Once we had clambered back up the hill (and I had acquired so much compacted mud on my poor ankle boots that I was walking wonkily from the extra heel height on one side) and piled back into the car, our next destination was fairly easy to spot.

Now I don't know how I'd never heard of this place before, but the Santuario della Beata Vergine di San Luca is pretty darn impressive. It loomed over the landscape as we approached in the car, visible for miles and miles and miles around on its hilltop perch.

Glorious in the earthy tones that are so redolent of all Emilia Romagna's towns and cities, it was immense and imposing structure. Whilst the chiesa di Montecalvo had been deserted, the Santuario was instead peppered with all kinds of people enjoying a sunny winter's day. Families huddled and chattered around benches, tourists and travellers squatted low to the grass trying to cram the entire edifice into their viewfinders (not me with my 50mm fixed lens..), groups of runners eased and stretched after their long run up from the centre of Bologna.

How did the runners get up there? - you might ask. Well, I said before that Bologna was the city of arches. The Portico di San Luca is a 4km-long series of arches (666 to be exact, which seems like an unfortunate oversight) stretching all the way from the city centre up to the Santuario.

It all made me feel rather lazy for having arrived in the car...

The day was wearing on after our wonderfully luxurious lie-in and Andrea was desperate to cook us a vegan version of one of my favourite Italian dishes, pizzoccheri. So it was time for a final bundle into the car and a quick journey back down the hill into the city.

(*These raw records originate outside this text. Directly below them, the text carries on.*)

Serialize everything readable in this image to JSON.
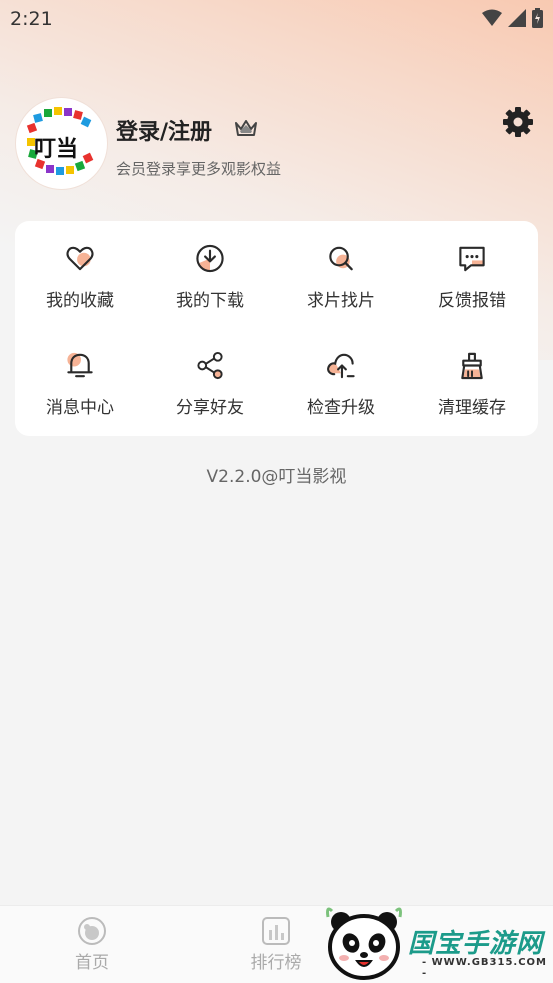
{
  "status_bar": {
    "time": "2:21"
  },
  "profile": {
    "avatar_text": "叮当",
    "title": "登录/注册",
    "subtitle": "会员登录享更多观影权益"
  },
  "menu": {
    "items": [
      {
        "label": "我的收藏",
        "icon": "heart-icon"
      },
      {
        "label": "我的下载",
        "icon": "download-icon"
      },
      {
        "label": "求片找片",
        "icon": "search-icon"
      },
      {
        "label": "反馈报错",
        "icon": "feedback-icon"
      },
      {
        "label": "消息中心",
        "icon": "bell-icon"
      },
      {
        "label": "分享好友",
        "icon": "share-icon"
      },
      {
        "label": "检查升级",
        "icon": "upgrade-icon"
      },
      {
        "label": "清理缓存",
        "icon": "broom-icon"
      }
    ]
  },
  "version": "V2.2.0@叮当影视",
  "bottom_nav": {
    "home": "首页",
    "ranking": "排行榜"
  },
  "watermark": {
    "brand": "国宝手游网",
    "url": "- WWW.GB315.COM -"
  },
  "colors": {
    "accent": "#f6a98a",
    "icon_stroke": "#2a2a2a",
    "watermark": "#1c9b8a"
  }
}
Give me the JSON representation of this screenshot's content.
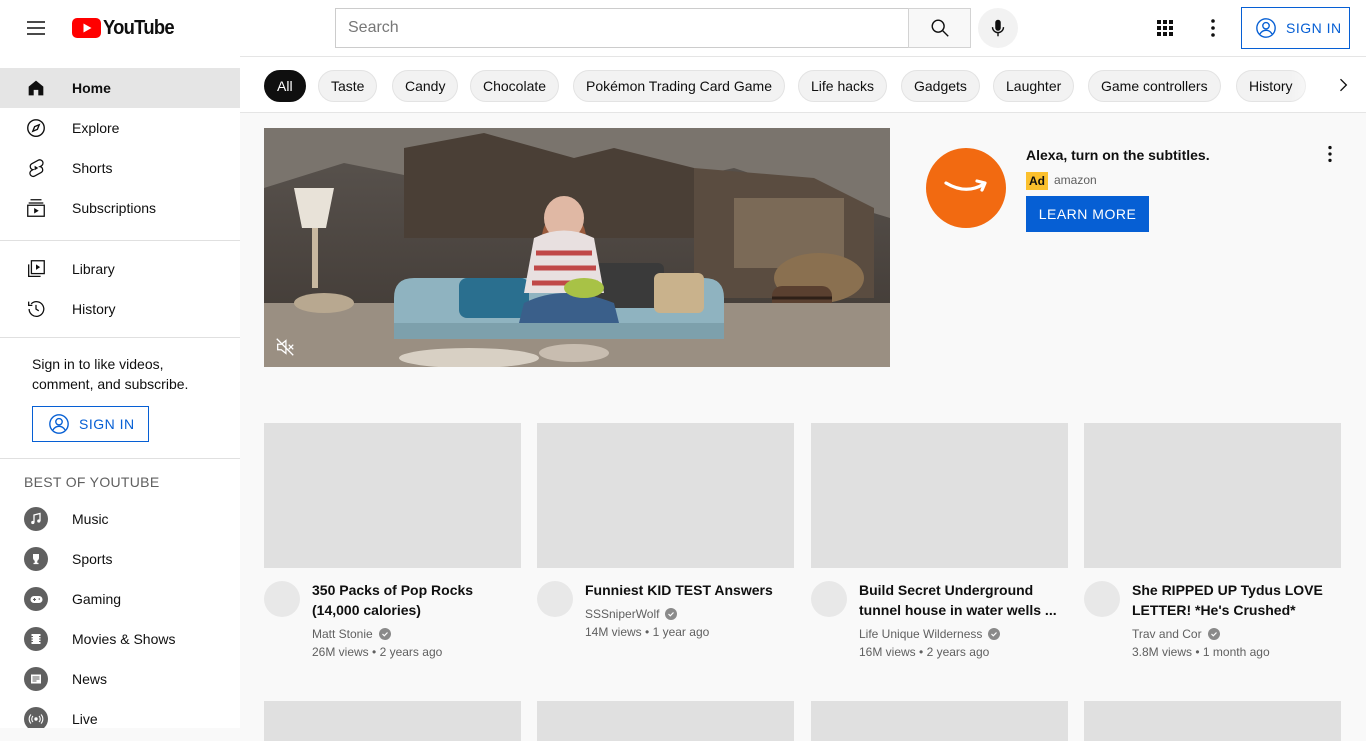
{
  "header": {
    "logo_text": "YouTube",
    "search_placeholder": "Search",
    "sign_in_label": "SIGN IN"
  },
  "chips": [
    "All",
    "Taste",
    "Candy",
    "Chocolate",
    "Pokémon Trading Card Game",
    "Life hacks",
    "Gadgets",
    "Laughter",
    "Game controllers",
    "History"
  ],
  "sidebar": {
    "primary": [
      {
        "label": "Home",
        "icon": "home-icon",
        "active": true
      },
      {
        "label": "Explore",
        "icon": "compass-icon"
      },
      {
        "label": "Shorts",
        "icon": "shorts-icon"
      },
      {
        "label": "Subscriptions",
        "icon": "subscriptions-icon"
      }
    ],
    "secondary": [
      {
        "label": "Library",
        "icon": "library-icon"
      },
      {
        "label": "History",
        "icon": "history-icon"
      }
    ],
    "signin_prompt": "Sign in to like videos, comment, and subscribe.",
    "signin_label": "SIGN IN",
    "best_heading": "BEST OF YOUTUBE",
    "best": [
      {
        "label": "Music",
        "icon": "music-icon"
      },
      {
        "label": "Sports",
        "icon": "trophy-icon"
      },
      {
        "label": "Gaming",
        "icon": "gaming-icon"
      },
      {
        "label": "Movies & Shows",
        "icon": "movies-icon"
      },
      {
        "label": "News",
        "icon": "news-icon"
      },
      {
        "label": "Live",
        "icon": "live-icon"
      }
    ]
  },
  "ad": {
    "title": "Alexa, turn on the subtitles.",
    "badge": "Ad",
    "advertiser": "amazon",
    "cta": "LEARN MORE",
    "brand_color": "#f26a11"
  },
  "videos": [
    {
      "title": "350 Packs of Pop Rocks (14,000 calories)",
      "channel": "Matt Stonie",
      "views": "26M views",
      "age": "2 years ago",
      "verified": true
    },
    {
      "title": "Funniest KID TEST Answers",
      "channel": "SSSniperWolf",
      "views": "14M views",
      "age": "1 year ago",
      "verified": true
    },
    {
      "title": "Build Secret Underground tunnel house in water wells ...",
      "channel": "Life Unique Wilderness",
      "views": "16M views",
      "age": "2 years ago",
      "verified": true
    },
    {
      "title": "She RIPPED UP Tydus LOVE LETTER! *He's Crushed*",
      "channel": "Trav and Cor",
      "views": "3.8M views",
      "age": "1 month ago",
      "verified": true
    }
  ],
  "meta_separator": "•",
  "colors": {
    "accent": "#065fd4",
    "brand_red": "#ff0000",
    "ad_badge": "#fbc02d"
  }
}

The original dish consists of buckwheat pasta, cubes of potato, chard and mountains of cheese and butter (it is quite honestly heaven - if you know what's good for you, visit Valtellina near Lake Como and live off pizzoccheri and polenta with all the cheese, butter and sage you could ever dream of). Andrea made it with tahini instead of cheese for his vegan version and it was crazy good! He is a very talented chef and I fully intend on stealing all of his recipes and selling them off as my own one day.

And with that (plus a hefty glass of red to send me snoozing all the way back to Milan in the passenger seat), we bid Bologna goodbye and headed back to the (Italian) big smoke!

Grazie mille to Martina and Andrea, our wonderful friends, who gave us such a wonderful couple of days in the golden city!